Incident: outbox dispatcher stalled
- Check
anchor-outbox-worker pod health and logs.
- Inspect
outbox_events for sustained pending/processing growth.
- Verify AgentField connectivity and authentication from worker.
- Restart worker deployment and monitor delivery status transitions.
- Requeue any dead-letter events from
POST /api/v1/agent-runtime/outbox-failures/{id}/retry.
Incident: failed import/export pipeline jobs
- Inspect failed jobs in
GET /api/v1/agent-runtime/failures (failedJobs list).
- Validate adapter credentials and object-store targets in admin settings.
- Requeue failed jobs using
POST /api/v1/agent-runtime/job-failures/{id}/retry.
- Confirm queued/running/succeeded progression in
GET /api/v1/jobs.
Incident: production rollback
- Revert
infra/helm/platform/environments/prod/values.yaml to prior image tag.
- Merge rollback PR and validate Argo CD sync health.
- Run smoke checks on
/health, execute route, and ingest route.
- Export rollback evidence and attach to incident record.
Rollback drill checklist (required before release)
- Capture current prod image tags from
environments/prod/release.yaml.
- Create an ops PR that pins prod to the previous known-good tag.
- Merge PR and run Argo hard refresh + prune sync.
- Verify
anchor-prod is Synced and Healthy.
- Verify:
GET https://ops.anchor-msp.com
GET https://ops.anchor-msp.com/api/v1/health
GET https://ops.anchor-msp.com/api/v1/openapi
- Create forward-fix PR restoring intended release tag.
- Merge and repeat health checks.
Data onboarding: first live tenant
- Apply migrations (
scripts/apply-migrations.sh).
- Run
scripts/bootstrap/onboard-workspace.sh with real tenant inputs:
WORKSPACE_NAME
WORKSPACE_SLUG
CLIENT_NAME
CONTACT_FIRST_NAME
CONTACT_LAST_NAME
CONTACT_EMAIL
ASSET_HOSTNAME
ASSET_OS
TICKET_TITLE
- Verify API summaries return
200 for the new workspace token/ID.
- Verify operator UI shows workspace switcher and non-empty counters.
- Verify portal UI loads ticket/approval/invoice sections without placeholder cards.

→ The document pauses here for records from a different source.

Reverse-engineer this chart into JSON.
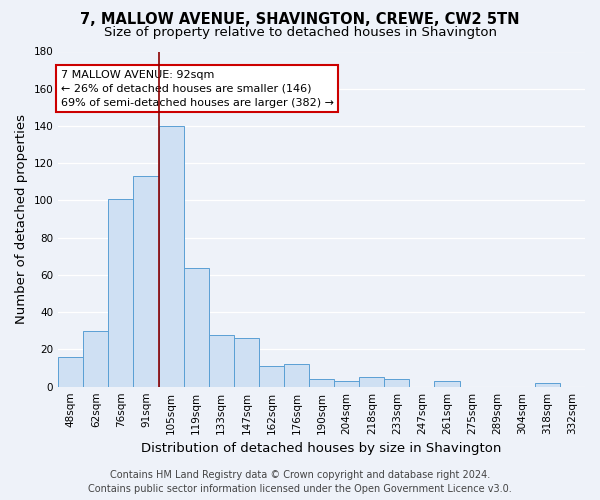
{
  "title": "7, MALLOW AVENUE, SHAVINGTON, CREWE, CW2 5TN",
  "subtitle": "Size of property relative to detached houses in Shavington",
  "xlabel": "Distribution of detached houses by size in Shavington",
  "ylabel": "Number of detached properties",
  "categories": [
    "48sqm",
    "62sqm",
    "76sqm",
    "91sqm",
    "105sqm",
    "119sqm",
    "133sqm",
    "147sqm",
    "162sqm",
    "176sqm",
    "190sqm",
    "204sqm",
    "218sqm",
    "233sqm",
    "247sqm",
    "261sqm",
    "275sqm",
    "289sqm",
    "304sqm",
    "318sqm",
    "332sqm"
  ],
  "values": [
    16,
    30,
    101,
    113,
    140,
    64,
    28,
    26,
    11,
    12,
    4,
    3,
    5,
    4,
    0,
    3,
    0,
    0,
    0,
    2,
    0
  ],
  "bar_color": "#cfe0f3",
  "bar_edge_color": "#5a9fd4",
  "ylim": [
    0,
    180
  ],
  "yticks": [
    0,
    20,
    40,
    60,
    80,
    100,
    120,
    140,
    160,
    180
  ],
  "property_label": "7 MALLOW AVENUE: 92sqm",
  "annotation_line1": "← 26% of detached houses are smaller (146)",
  "annotation_line2": "69% of semi-detached houses are larger (382) →",
  "annotation_box_color": "#ffffff",
  "annotation_box_edge": "#cc0000",
  "vline_x": 3.5,
  "vline_color": "#8b0000",
  "footer_line1": "Contains HM Land Registry data © Crown copyright and database right 2024.",
  "footer_line2": "Contains public sector information licensed under the Open Government Licence v3.0.",
  "background_color": "#eef2f9",
  "plot_bg_color": "#eef2f9",
  "grid_color": "#ffffff",
  "title_fontsize": 10.5,
  "subtitle_fontsize": 9.5,
  "axis_label_fontsize": 9.5,
  "tick_fontsize": 7.5,
  "annotation_fontsize": 8,
  "footer_fontsize": 7
}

- Generate a portal invite from
/admin/settings and validate:
- invite URL opens the portal with workspace context
- token grants
client_portal only
- revocation immediately blocks access.
Daily MSP operations runbook (UI-first)
- Open
Console and select workspace.
- Review module queues in order:
Tickets for new/in-progress work.
Alerts for open/critical alerts.
Invoices for overdue/payment follow-up.
- Use lifecycle controls (status transition + archive) directly from module list rows.
- Open
Ops for workflow failures and runtime health:
- resolve critical alert queue first
- retry failed workflows/outbox/jobs with reason capture
- validate AgentField worker heartbeat + queue depth.
- Use
Portal invite session to spot-check client-scoped UX for one tenant daily.
- Use
Admin Settings to confirm telemetry ingest and adapter connectivity statuses remain healthy.

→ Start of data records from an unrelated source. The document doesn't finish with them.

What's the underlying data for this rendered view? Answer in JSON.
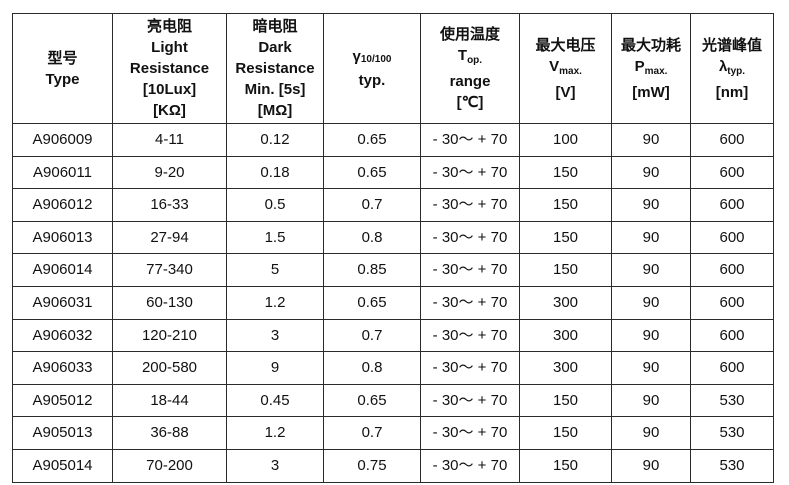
{
  "colors": {
    "border": "#2b2b2b",
    "text": "#111111",
    "background": "#ffffff"
  },
  "table": {
    "header": {
      "type": {
        "cn": "型号",
        "en": "Type"
      },
      "light_resistance": {
        "cn": "亮电阻",
        "l1": "Light",
        "l2": "Resistance",
        "l3": "[10Lux]",
        "l4": "[KΩ]"
      },
      "dark_resistance": {
        "cn": "暗电阻",
        "l1": "Dark",
        "l2": "Resistance",
        "l3": "Min. [5s]",
        "l4": "[MΩ]"
      },
      "gamma": {
        "base": "γ",
        "sub": "10/100",
        "l2": "typ."
      },
      "op_temp": {
        "cn": "使用温度",
        "base": "T",
        "sub": "op.",
        "l2": "range",
        "l3": "[℃]"
      },
      "max_voltage": {
        "cn": "最大电压",
        "base": "V",
        "sub": "max.",
        "l2": "[V]"
      },
      "max_power": {
        "cn": "最大功耗",
        "base": "P",
        "sub": "max.",
        "l2": "[mW]"
      },
      "peak_wavelength": {
        "cn": "光谱峰值",
        "base": "λ",
        "sub": "typ.",
        "l2": "[nm]"
      }
    },
    "rows": [
      [
        "A906009",
        "4-11",
        "0.12",
        "0.65",
        "- 30～ + 70",
        "100",
        "90",
        "600"
      ],
      [
        "A906011",
        "9-20",
        "0.18",
        "0.65",
        "- 30～ + 70",
        "150",
        "90",
        "600"
      ],
      [
        "A906012",
        "16-33",
        "0.5",
        "0.7",
        "- 30～ + 70",
        "150",
        "90",
        "600"
      ],
      [
        "A906013",
        "27-94",
        "1.5",
        "0.8",
        "- 30～ + 70",
        "150",
        "90",
        "600"
      ],
      [
        "A906014",
        "77-340",
        "5",
        "0.85",
        "- 30～ + 70",
        "150",
        "90",
        "600"
      ],
      [
        "A906031",
        "60-130",
        "1.2",
        "0.65",
        "- 30～ + 70",
        "300",
        "90",
        "600"
      ],
      [
        "A906032",
        "120-210",
        "3",
        "0.7",
        "- 30～ + 70",
        "300",
        "90",
        "600"
      ],
      [
        "A906033",
        "200-580",
        "9",
        "0.8",
        "- 30～ + 70",
        "300",
        "90",
        "600"
      ],
      [
        "A905012",
        "18-44",
        "0.45",
        "0.65",
        "- 30～ + 70",
        "150",
        "90",
        "530"
      ],
      [
        "A905013",
        "36-88",
        "1.2",
        "0.7",
        "- 30～ + 70",
        "150",
        "90",
        "530"
      ],
      [
        "A905014",
        "70-200",
        "3",
        "0.75",
        "- 30～ + 70",
        "150",
        "90",
        "530"
      ]
    ]
  }
}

First-client onboarding runbook (UI-first)
- In
Console create baseline records:
Clients
Contacts
Assets
- required
Services.
- In
Admin Settings, rotate endpoint enrollment token and hand off enrollment bundle to endpoint deployment staff.

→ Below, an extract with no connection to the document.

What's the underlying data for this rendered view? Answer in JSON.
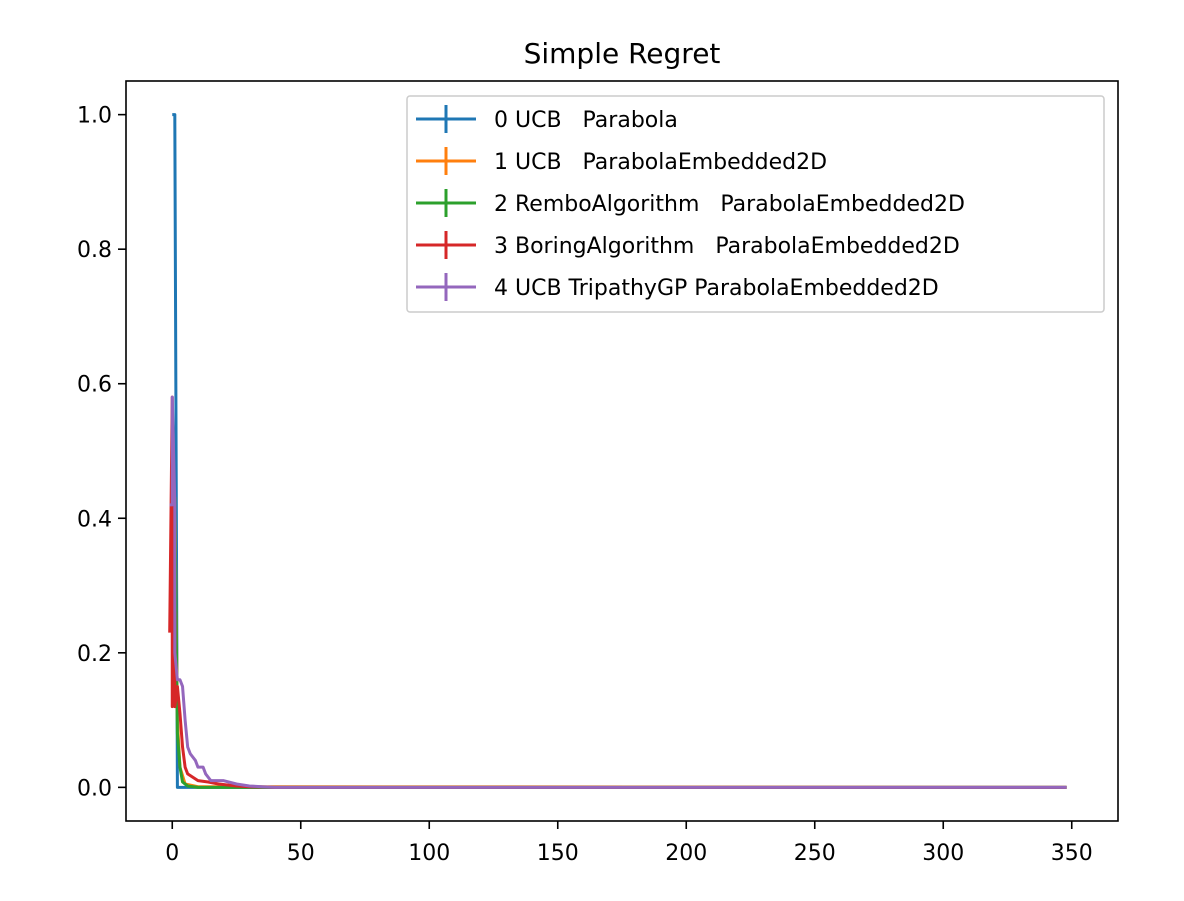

- Verify telemetry ingest appears in Admin/Ops views (
batches24h, events24h, and no schema rejection spike).
- Generate portal invite in
Admin Settings, share invite URL, and validate client session handoff.
- In
Portal, verify the client can:
- submit/update ticket
- approve/reject quote
- acknowledge invoice/payment intent
- browse KB.
- In
Ops, trigger and verify one smoke AgentField execution for the tenant to validate callback->workflow->audit chain.
Capacity: 4GB node saturation
- Verify sustained CPU or memory pressure from
kubectl top pods and pod scheduling failures.
- Scale non-prod namespaces (
anchor-dev, anchor-staging) to zero before changing prod.
- Keep
web and gateway at replicaCount=1 with maxSurge=0/maxUnavailable=1 on single-node profile.
- Move stateful dependencies to managed services if still in-cluster.
- If saturation persists, raise a capacity incident and bump node class before enabling extra replicas.